Enabling GPU Monitoring

Activating GPU Monitoring

Via Configuration File

Enable the gpu parameter in the /opt/nezha/agent/config.yml file:

yaml
gpu: true

After saving the changes, restart the Agent service to apply the configuration:

bash
sudo systemctl restart nezha-agent.service

GPU Utilization Monitoring Support

GPU model and GPU utilization are separate monitoring metrics, and their retrieval methods differ:

  1. Windows and macOS

    • No additional dependencies are required for monitoring GPU utilization.
    • Supports multiple GPU brands (e.g., NVIDIA, AMD).
  2. Linux

    • Supports only NVIDIA and AMD GPUs.
    • Requires additional drivers or tools to retrieve GPU utilization.
      Below are specific steps to enable GPU utilization monitoring on Linux.

NVIDIA GPUs

Required Tool

NVIDIA GPUs use the nvidia-smi tool to retrieve utilization data.
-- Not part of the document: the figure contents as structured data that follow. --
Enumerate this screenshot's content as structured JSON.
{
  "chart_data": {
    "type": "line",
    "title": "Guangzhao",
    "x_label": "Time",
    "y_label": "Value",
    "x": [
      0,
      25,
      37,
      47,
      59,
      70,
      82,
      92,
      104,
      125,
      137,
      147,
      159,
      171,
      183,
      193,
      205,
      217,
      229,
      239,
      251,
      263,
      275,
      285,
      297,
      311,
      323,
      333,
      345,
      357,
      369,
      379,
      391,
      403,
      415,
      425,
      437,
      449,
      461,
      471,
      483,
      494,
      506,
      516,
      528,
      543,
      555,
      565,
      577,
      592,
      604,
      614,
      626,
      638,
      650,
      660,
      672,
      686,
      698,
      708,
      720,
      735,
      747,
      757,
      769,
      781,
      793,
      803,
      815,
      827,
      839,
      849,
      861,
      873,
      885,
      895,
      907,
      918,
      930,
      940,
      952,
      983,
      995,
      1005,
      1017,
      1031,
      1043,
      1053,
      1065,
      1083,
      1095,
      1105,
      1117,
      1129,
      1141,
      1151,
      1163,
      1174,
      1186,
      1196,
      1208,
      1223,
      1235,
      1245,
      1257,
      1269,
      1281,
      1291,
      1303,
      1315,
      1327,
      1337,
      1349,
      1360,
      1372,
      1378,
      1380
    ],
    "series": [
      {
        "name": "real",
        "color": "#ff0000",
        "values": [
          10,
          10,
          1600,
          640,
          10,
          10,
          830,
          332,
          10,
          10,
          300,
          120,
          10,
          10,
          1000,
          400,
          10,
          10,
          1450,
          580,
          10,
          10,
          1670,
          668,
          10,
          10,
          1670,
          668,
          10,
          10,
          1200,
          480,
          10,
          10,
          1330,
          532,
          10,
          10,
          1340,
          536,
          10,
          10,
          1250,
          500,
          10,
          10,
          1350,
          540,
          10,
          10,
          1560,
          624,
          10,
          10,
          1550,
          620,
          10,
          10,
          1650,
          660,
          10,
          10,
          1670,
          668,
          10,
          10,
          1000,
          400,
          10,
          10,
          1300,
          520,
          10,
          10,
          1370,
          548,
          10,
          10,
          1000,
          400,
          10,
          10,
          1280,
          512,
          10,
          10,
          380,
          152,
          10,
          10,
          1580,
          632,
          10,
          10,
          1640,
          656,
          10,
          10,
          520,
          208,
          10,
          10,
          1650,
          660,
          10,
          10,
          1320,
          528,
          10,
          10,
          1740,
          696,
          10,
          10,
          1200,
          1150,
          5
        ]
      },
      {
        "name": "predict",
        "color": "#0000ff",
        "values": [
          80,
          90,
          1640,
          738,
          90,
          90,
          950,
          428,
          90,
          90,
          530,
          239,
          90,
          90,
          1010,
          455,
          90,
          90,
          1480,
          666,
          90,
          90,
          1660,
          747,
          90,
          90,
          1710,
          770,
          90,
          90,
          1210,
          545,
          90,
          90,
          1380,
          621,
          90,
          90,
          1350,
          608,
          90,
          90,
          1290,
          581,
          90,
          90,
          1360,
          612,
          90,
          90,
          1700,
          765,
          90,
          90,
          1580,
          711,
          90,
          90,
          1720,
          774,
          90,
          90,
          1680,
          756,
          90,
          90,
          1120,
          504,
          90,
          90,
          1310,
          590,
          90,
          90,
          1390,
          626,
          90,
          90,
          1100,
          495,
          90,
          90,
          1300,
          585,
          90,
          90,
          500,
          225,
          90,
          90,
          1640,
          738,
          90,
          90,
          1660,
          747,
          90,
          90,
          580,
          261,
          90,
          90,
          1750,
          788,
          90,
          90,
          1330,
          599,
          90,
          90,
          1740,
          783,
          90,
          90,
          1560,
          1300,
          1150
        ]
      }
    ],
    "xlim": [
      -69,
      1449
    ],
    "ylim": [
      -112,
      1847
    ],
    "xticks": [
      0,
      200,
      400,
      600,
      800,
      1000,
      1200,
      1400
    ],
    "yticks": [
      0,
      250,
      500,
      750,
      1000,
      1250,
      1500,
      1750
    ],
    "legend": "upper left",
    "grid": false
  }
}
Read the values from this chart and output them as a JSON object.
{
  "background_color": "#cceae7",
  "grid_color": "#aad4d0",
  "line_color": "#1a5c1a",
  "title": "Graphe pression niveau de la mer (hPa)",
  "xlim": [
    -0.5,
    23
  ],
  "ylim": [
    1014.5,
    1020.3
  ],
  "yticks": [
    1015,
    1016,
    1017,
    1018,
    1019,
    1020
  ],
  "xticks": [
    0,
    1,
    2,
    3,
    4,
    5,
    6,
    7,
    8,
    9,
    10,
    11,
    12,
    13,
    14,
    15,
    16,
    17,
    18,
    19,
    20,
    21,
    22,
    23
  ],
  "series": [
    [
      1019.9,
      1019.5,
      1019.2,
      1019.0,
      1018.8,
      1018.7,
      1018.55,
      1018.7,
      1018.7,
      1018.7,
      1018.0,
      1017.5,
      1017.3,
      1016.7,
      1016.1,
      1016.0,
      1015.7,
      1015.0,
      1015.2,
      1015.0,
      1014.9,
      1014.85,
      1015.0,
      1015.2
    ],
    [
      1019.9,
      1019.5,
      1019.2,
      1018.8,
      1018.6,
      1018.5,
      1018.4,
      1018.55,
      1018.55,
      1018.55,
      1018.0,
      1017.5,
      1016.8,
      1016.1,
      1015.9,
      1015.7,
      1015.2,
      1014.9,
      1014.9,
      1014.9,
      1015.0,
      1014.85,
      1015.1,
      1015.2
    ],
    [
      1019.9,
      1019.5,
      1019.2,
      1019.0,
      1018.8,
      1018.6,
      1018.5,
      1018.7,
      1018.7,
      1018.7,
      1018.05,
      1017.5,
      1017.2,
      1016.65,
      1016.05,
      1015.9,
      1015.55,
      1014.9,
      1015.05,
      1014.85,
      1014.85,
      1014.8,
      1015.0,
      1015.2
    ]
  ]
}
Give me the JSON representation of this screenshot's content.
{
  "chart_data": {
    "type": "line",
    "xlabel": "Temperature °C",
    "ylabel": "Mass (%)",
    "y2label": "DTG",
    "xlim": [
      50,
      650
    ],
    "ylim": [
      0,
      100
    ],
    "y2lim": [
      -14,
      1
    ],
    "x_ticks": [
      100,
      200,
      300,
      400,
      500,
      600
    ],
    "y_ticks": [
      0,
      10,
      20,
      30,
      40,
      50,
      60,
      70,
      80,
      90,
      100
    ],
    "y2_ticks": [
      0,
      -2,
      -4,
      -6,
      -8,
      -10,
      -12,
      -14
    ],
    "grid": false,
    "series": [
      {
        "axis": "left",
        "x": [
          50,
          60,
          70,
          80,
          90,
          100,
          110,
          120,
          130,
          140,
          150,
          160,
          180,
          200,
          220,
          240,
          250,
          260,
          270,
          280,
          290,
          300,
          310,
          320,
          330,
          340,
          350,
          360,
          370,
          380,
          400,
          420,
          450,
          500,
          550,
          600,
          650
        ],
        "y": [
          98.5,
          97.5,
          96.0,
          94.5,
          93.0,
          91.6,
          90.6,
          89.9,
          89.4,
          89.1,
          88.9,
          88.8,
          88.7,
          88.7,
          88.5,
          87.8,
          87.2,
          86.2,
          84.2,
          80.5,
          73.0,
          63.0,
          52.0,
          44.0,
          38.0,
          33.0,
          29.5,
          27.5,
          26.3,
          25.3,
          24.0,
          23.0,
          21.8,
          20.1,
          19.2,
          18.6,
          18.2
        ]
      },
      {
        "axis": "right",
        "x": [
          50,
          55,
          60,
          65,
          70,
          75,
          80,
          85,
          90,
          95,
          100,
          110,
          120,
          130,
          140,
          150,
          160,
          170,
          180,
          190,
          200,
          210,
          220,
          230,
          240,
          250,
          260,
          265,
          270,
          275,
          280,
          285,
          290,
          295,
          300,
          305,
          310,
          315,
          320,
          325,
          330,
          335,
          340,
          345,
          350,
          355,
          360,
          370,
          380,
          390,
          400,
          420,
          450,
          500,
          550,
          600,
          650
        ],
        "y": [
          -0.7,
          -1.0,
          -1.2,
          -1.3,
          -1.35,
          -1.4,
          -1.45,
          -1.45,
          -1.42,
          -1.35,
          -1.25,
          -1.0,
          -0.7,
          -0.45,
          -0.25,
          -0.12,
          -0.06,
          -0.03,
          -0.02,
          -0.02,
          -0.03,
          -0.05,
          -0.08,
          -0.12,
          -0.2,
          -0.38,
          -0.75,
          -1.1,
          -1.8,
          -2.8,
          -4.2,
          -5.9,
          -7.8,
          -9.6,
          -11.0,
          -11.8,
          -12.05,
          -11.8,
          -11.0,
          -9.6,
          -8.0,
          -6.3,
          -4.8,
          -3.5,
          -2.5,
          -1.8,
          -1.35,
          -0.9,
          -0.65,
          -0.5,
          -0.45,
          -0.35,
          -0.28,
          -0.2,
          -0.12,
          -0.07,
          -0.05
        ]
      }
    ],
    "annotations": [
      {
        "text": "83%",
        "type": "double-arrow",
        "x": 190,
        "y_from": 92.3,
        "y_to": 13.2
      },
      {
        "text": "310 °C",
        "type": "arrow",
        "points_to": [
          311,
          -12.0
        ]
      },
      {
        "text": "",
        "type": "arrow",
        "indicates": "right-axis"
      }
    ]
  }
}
This tool is typically included with the official NVIDIA driver.

Important Notes

  • Third-party drivers (e.g., nouveau) are not supported for GPU utilization monitoring.
  • Ensure the official NVIDIA driver is installed and that GPU data is accessible via nvidia-smi.

AMD GPUs

Required Tool

AMD GPUs require the open-source amdgpu driver and the rocm-smi tool for utilization monitoring.

Installation Instructions

Use the following commands for popular Linux distributions:

bash
# Arch Linux
pacman -Sy rocm-smi-lib

# Debian / Ubuntu
apt install rocm-smi

# Fedora / RHEL 8+
dnf install rocm-smi

Manual Installation of rocm_smi_lib

If your system lacks a pre-packaged version of rocm-smi, you can manually compile and install the rocm_smi_lib.

Prerequisites

Ensure the following tools are installed:

  • git
  • cmake
  • gcc
Installation Steps
  1. Clone the Repository:

    bash
    git clone https://github.com/ROCm/rocm_smi_lib
  2. Compile and Install:

    bash
    cd rocm_smi_lib
    mkdir -p build
    cd build
    cmake ..
    make -j $(nproc)
    # Install the library and headers to the default location (/opt/rocm)
    sudo make install